Thanks for patch, I'll add into upstream after little testing.
You might want to change the code to cache the value of "entrypoint" and "file", Since these are not likely to change during the run of cups and probing the kernel each time, is of little value. (Hopefully we do not change the flask definition until a new release. :^)
Dan, is the probing expensive?
I doubt it. Eric?
Very cheap. open() read() close() for each call. And the kernel internals of the read() is just a bit of bitshifting and masking. These values should be fixed for each kernel boot. They should not change even if policy were changed. But the overhead is very very low, so if it makes the code less complex feel free to look it up on every operation.
OK if the values are fixed for each boot it makes sense to cache them even if the lookup is cheap, i'll do that. I'm curious whether other code doesn't contain the hardcoded values as well - f.e. pam_selinux or openssh.
Theoretically, although, this is only going to happen when an app is a policy enforcer. openssh might do something around checking whether the range is "contained" within the system range.
I did not notice before but the same code as in pam_selinux is in cronie as well.
Created attachment 468967 [details] Updated patch to handle other calls This patch handles the two other times security_compute_av is called.
I've reworked the patch to cache the values for cron (not crontab, where it does not make sense). Pushed to cronie upstream git.
cronie-1.4.5-4.fc14 has been submitted as an update for Fedora 14. https://admin.fedoraproject.org/updates/cronie-1.4.5-4.fc14
I'm sorry I have to reopen because I told a lie. The value can change on selinux policy update, so you really do need to recheck before every call and cannot just cache the value for the life of the system.....

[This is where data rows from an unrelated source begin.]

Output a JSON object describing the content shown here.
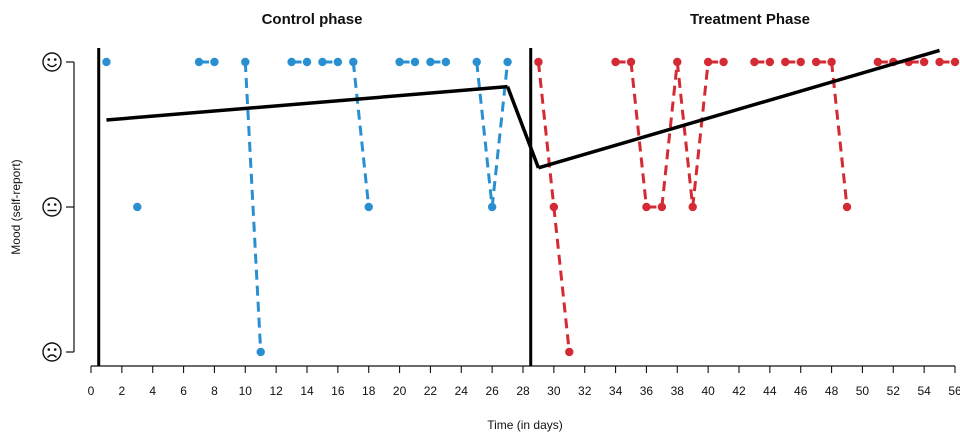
{
  "chart_data": {
    "type": "line",
    "xlabel": "Time (in days)",
    "ylabel": "Mood (self-report)",
    "xlim": [
      0,
      56
    ],
    "x_ticks": [
      0,
      2,
      4,
      6,
      8,
      10,
      12,
      14,
      16,
      18,
      20,
      22,
      24,
      26,
      28,
      30,
      32,
      34,
      36,
      38,
      40,
      42,
      44,
      46,
      48,
      50,
      52,
      54,
      56
    ],
    "y_levels": [
      {
        "value": 1,
        "symbol": "☹",
        "icon": "sad-face-icon"
      },
      {
        "value": 2,
        "symbol": "😐",
        "icon": "neutral-face-icon"
      },
      {
        "value": 3,
        "symbol": "☺",
        "icon": "happy-face-icon"
      }
    ],
    "ylim": [
      1,
      3
    ],
    "phases": [
      {
        "title": "Control phase",
        "start": 0.5,
        "end": 28.5,
        "color": "#2a8fd0"
      },
      {
        "title": "Treatment Phase",
        "start": 28.5,
        "end": 56,
        "color": "#d42a33"
      }
    ],
    "phase_boundaries": [
      0.5,
      28.5
    ],
    "series": [
      {
        "phase": 0,
        "line_style": "dashed",
        "color": "#2a8fd0",
        "points": [
          {
            "x": 1,
            "y": 3
          },
          {
            "x": 3,
            "y": 2
          },
          {
            "x": 7,
            "y": 3
          },
          {
            "x": 8,
            "y": 3
          },
          {
            "x": 10,
            "y": 3
          },
          {
            "x": 11,
            "y": 1
          },
          {
            "x": 13,
            "y": 3
          },
          {
            "x": 14,
            "y": 3
          },
          {
            "x": 15,
            "y": 3
          },
          {
            "x": 16,
            "y": 3
          },
          {
            "x": 17,
            "y": 3
          },
          {
            "x": 18,
            "y": 2
          },
          {
            "x": 20,
            "y": 3
          },
          {
            "x": 21,
            "y": 3
          },
          {
            "x": 22,
            "y": 3
          },
          {
            "x": 23,
            "y": 3
          },
          {
            "x": 25,
            "y": 3
          },
          {
            "x": 26,
            "y": 2
          },
          {
            "x": 27,
            "y": 3
          }
        ],
        "segments": [
          [
            7,
            8
          ],
          [
            10,
            11
          ],
          [
            13,
            14
          ],
          [
            15,
            16
          ],
          [
            17,
            18
          ],
          [
            20,
            21
          ],
          [
            22,
            23
          ],
          [
            25,
            26
          ],
          [
            26,
            27
          ]
        ]
      },
      {
        "phase": 1,
        "line_style": "dashed",
        "color": "#d42a33",
        "points": [
          {
            "x": 29,
            "y": 3
          },
          {
            "x": 30,
            "y": 2
          },
          {
            "x": 31,
            "y": 1
          },
          {
            "x": 34,
            "y": 3
          },
          {
            "x": 35,
            "y": 3
          },
          {
            "x": 36,
            "y": 2
          },
          {
            "x": 37,
            "y": 2
          },
          {
            "x": 38,
            "y": 3
          },
          {
            "x": 39,
            "y": 2
          },
          {
            "x": 40,
            "y": 3
          },
          {
            "x": 41,
            "y": 3
          },
          {
            "x": 43,
            "y": 3
          },
          {
            "x": 44,
            "y": 3
          },
          {
            "x": 45,
            "y": 3
          },
          {
            "x": 46,
            "y": 3
          },
          {
            "x": 47,
            "y": 3
          },
          {
            "x": 48,
            "y": 3
          },
          {
            "x": 49,
            "y": 2
          },
          {
            "x": 51,
            "y": 3
          },
          {
            "x": 52,
            "y": 3
          },
          {
            "x": 53,
            "y": 3
          },
          {
            "x": 54,
            "y": 3
          },
          {
            "x": 55,
            "y": 3
          },
          {
            "x": 56,
            "y": 3
          }
        ],
        "segments": [
          [
            29,
            30
          ],
          [
            30,
            31
          ],
          [
            34,
            35
          ],
          [
            35,
            36
          ],
          [
            36,
            37
          ],
          [
            37,
            38
          ],
          [
            38,
            39
          ],
          [
            39,
            40
          ],
          [
            40,
            41
          ],
          [
            43,
            44
          ],
          [
            45,
            46
          ],
          [
            47,
            48
          ],
          [
            48,
            49
          ],
          [
            51,
            52
          ],
          [
            52,
            53
          ],
          [
            53,
            54
          ],
          [
            55,
            56
          ]
        ]
      }
    ],
    "trend_lines": [
      {
        "color": "#000000",
        "points": [
          {
            "x": 1,
            "y": 2.6
          },
          {
            "x": 27,
            "y": 2.83
          }
        ]
      },
      {
        "color": "#000000",
        "points": [
          {
            "x": 27,
            "y": 2.83
          },
          {
            "x": 29,
            "y": 2.27
          }
        ]
      },
      {
        "color": "#000000",
        "points": [
          {
            "x": 29,
            "y": 2.27
          },
          {
            "x": 55,
            "y": 3.08
          }
        ]
      }
    ]
  }
}
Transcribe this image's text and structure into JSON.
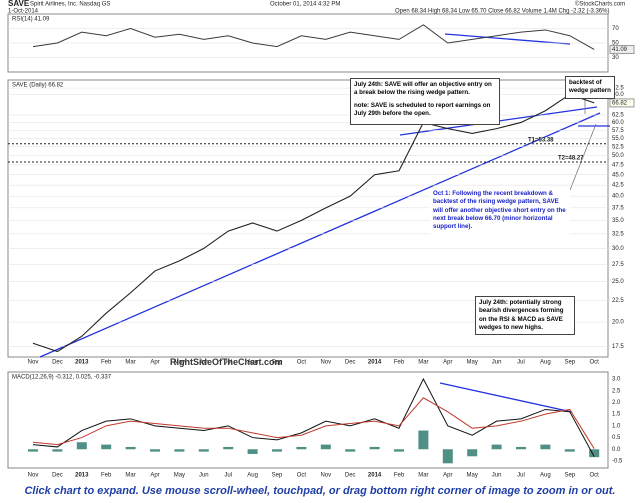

Aargh, Eric :) I'm just curious why this was changed from simple constants defined in headers to strings translated to random numbers that can change on SELinux policy updates.
They have always been random numbers, we just have had control over libselinux and selinux-policy, and have worked to make sure they do not change. When they do change, either by accident or by design, then we have a problem.
Dan's right. They have always been random. Dan and I just discussed and changed SELinux policy so old cron will work with new policy, but the right thing to do is to always check the right values before the call. We'll try not to have them change in a policy from us in the future, but there is no reason a user couldn't/shouldn't make a custom policy in which it is different...
In that case the constants should be deprecated and removed from libselinux headers at some time so callers of libselinux are not confused by them.
Well I have fixed the policy in Rawhide to not cause the problem. I am not sure what the steps to tell a library that constants are no good.